In the book’s first three chapters, Kelly covers Hinduism, the religions of China (mostly Confucianism and Taoism), and Buddhism. He then branches out to the Fertile Crescent (Mesopotamia, Egypt, and Judaism), the religions of Greece and Rome, then Christianity, and Islam. In the final three chapters, we learn about the religions of Africa, Oceania, and the Americas. A whirlwind tour to be sure, but with Kelly’s flair for laying out a clear overview combined with meticulous attention to detail, one is left after each chapter with the feeling of having had an excellent introduction to a fascinating, and ever-changing subject.
This book is required reading for my class at Cherry Hill Seminary on using dreams in spiritual direction.
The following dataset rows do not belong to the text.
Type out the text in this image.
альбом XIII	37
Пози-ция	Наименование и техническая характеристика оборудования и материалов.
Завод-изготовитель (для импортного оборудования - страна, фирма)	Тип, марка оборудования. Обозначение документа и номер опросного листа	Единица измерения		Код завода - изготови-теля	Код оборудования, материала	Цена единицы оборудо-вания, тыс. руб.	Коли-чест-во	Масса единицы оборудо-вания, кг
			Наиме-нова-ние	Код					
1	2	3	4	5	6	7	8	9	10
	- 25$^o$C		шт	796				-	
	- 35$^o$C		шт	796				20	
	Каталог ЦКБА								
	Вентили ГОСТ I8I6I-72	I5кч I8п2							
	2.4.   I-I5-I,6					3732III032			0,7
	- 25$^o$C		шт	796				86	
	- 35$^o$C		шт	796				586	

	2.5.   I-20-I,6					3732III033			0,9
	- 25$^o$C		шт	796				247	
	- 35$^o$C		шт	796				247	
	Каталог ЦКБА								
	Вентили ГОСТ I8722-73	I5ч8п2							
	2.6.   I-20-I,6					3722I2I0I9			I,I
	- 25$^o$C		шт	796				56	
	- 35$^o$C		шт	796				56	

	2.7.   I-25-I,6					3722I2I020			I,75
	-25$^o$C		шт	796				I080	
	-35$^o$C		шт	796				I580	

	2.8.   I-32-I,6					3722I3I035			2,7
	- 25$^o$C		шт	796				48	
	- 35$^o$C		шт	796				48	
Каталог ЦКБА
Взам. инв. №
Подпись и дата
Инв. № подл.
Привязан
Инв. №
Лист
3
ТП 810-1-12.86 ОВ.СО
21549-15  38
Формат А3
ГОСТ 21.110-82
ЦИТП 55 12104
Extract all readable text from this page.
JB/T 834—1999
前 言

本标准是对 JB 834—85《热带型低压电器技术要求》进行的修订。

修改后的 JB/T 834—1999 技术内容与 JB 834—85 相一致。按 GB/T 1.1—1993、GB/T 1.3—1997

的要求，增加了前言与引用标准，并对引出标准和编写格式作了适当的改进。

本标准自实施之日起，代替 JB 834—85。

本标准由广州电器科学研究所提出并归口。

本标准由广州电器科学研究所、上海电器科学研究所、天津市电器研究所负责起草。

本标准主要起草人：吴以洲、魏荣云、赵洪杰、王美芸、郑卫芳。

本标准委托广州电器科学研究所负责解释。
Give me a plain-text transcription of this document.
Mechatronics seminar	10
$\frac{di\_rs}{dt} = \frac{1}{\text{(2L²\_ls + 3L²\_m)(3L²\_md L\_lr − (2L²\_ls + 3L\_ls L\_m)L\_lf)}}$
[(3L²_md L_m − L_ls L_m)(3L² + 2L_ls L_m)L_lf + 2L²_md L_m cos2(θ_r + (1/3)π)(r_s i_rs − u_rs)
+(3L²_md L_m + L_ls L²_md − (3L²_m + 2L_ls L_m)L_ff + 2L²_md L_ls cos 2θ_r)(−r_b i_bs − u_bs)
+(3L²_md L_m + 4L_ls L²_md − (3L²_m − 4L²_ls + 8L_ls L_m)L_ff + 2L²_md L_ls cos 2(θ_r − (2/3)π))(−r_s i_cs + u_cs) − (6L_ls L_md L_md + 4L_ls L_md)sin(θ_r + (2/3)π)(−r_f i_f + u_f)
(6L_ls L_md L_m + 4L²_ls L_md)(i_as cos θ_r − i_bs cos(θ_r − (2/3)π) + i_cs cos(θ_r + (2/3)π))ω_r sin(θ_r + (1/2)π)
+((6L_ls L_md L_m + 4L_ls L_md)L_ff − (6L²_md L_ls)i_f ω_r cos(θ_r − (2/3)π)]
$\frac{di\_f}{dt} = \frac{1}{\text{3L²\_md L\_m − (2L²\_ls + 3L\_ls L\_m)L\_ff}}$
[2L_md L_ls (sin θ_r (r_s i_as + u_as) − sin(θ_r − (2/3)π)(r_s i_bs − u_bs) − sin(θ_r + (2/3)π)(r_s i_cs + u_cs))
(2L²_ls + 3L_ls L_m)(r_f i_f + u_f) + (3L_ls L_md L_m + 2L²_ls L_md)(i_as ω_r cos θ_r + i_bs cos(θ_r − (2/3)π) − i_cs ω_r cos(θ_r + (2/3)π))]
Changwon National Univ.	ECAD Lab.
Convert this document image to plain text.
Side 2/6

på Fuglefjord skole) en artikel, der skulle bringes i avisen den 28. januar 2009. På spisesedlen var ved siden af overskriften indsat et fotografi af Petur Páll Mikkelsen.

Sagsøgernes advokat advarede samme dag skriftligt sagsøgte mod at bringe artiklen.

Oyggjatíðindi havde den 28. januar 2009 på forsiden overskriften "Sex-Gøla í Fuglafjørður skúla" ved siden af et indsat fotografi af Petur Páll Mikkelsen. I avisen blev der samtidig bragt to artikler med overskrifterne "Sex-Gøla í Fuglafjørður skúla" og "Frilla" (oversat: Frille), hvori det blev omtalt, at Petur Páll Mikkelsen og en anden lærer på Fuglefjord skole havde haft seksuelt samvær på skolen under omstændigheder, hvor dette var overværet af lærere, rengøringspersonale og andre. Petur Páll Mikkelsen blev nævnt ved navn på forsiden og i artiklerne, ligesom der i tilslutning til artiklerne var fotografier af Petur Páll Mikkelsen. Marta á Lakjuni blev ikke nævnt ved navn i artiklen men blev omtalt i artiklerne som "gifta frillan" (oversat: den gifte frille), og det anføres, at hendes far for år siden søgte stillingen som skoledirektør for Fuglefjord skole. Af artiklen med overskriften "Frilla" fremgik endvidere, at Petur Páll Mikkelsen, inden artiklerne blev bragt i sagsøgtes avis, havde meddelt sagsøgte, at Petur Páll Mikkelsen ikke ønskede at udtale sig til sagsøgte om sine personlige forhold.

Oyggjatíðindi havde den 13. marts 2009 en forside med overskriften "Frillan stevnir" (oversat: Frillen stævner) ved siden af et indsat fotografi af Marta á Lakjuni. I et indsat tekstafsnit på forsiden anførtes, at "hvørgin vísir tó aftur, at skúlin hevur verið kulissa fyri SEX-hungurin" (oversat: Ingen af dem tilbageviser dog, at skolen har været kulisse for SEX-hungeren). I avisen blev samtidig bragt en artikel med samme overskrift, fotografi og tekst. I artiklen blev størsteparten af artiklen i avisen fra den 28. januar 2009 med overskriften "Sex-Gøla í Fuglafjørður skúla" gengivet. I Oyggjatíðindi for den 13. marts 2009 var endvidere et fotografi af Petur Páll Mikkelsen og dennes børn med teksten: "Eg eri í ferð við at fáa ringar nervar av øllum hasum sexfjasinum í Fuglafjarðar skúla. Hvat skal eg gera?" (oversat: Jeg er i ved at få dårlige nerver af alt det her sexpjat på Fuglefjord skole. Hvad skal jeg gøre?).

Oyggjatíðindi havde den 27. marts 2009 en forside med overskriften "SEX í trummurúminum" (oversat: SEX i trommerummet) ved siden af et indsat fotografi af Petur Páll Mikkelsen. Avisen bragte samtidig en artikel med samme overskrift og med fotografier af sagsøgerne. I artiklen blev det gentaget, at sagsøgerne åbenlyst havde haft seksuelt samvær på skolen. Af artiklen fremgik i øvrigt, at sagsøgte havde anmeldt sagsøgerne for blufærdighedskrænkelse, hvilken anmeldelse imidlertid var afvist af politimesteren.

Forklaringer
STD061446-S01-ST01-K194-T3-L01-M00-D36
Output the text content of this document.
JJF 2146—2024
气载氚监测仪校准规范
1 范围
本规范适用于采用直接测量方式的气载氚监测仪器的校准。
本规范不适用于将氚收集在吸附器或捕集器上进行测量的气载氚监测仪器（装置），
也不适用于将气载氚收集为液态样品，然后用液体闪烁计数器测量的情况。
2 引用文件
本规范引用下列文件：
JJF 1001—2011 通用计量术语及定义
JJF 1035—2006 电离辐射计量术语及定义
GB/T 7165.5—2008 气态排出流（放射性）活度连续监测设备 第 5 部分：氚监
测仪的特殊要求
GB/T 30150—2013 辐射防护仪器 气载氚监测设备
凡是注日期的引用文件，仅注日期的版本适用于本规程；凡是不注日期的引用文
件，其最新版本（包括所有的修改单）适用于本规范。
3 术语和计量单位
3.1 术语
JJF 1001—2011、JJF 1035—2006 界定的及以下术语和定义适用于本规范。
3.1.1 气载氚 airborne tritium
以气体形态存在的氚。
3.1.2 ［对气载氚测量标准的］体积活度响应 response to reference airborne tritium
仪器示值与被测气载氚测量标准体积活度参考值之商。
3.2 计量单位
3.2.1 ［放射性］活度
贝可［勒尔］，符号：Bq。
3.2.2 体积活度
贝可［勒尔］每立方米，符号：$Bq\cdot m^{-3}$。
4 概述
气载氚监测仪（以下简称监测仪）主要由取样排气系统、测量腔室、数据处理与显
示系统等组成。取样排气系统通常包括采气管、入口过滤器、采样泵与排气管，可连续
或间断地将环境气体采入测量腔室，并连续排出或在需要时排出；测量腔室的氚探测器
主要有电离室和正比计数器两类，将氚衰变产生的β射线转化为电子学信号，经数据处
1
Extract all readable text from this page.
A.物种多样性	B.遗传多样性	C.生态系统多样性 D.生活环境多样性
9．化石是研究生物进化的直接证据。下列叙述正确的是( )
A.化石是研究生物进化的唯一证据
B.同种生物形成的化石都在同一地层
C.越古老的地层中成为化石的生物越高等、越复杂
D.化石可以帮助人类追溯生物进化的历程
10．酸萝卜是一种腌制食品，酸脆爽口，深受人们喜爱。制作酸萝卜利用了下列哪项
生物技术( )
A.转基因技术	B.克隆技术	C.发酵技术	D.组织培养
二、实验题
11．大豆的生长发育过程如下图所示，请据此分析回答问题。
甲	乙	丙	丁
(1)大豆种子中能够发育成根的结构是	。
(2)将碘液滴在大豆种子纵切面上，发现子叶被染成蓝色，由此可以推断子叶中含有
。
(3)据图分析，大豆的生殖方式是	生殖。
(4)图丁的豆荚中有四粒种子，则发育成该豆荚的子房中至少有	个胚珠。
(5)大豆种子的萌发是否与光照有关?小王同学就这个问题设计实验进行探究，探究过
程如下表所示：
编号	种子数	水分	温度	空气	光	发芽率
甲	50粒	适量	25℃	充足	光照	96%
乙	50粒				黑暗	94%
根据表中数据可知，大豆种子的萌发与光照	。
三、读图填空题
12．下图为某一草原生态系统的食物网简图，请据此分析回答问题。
It gives the student of Pagan religions a valuable sense of perspective, and the student of dreams a glimpse at the rich possibilities for dream interpretation and understanding in the continuing evolution of our dreaming minds. I highly recommend it.
The second book is not new at all, but is certainly new to us. Children’s Dreams: Notes from the Seminar Given in 1936–1940 (Princeton University Press, 2008) is the English translation (finally!) of a seminar conducted by Carl Jung with some of his more advanced pupils, and is the most accessible, understandable presentation of Jung’s dream theories Â that I have ever read.
Here we have the master in action, explaining his theories and then showing in great detail how he applies them, using examples of his patients’ earliest remembered dreams. In the first chapter, Jung lays out all of his methods of dream interpretation, which is invaluable in itself but also helps focus the later chapters, as each dream analysis follows the steps first introduced here.
Each of the later chapters include his students (among them Marie-Louise Von Franz, Aniela Jaffe, and Jolande Jacobi) presenting a dream or dream series, then analyzing them using Jung’s rubric. Jung makes comments, clarifies ideas and answers his students’ questions. The conversational style highlights Jung’s skill as an educator, and reading it one has the sense of witnessing the development, there in that room, of the practice of analytical psychology. It is a fascinating and inspiring ride.
This beautiful English edition of Children’s Dreams was a project of the Philemon Foundation, which is dedicated to bringing into book form Jung’s unpublished works. The Philemon Foundation also facilitated the publication of Jung’s Red Book last year; they do beautiful work. Children’s Dreams will make you realize just how much of your ideas about dreams are from Jung, and at the same time will show you just how little of Jung you really understand. I find the combination exhilarating; I am sure you will too.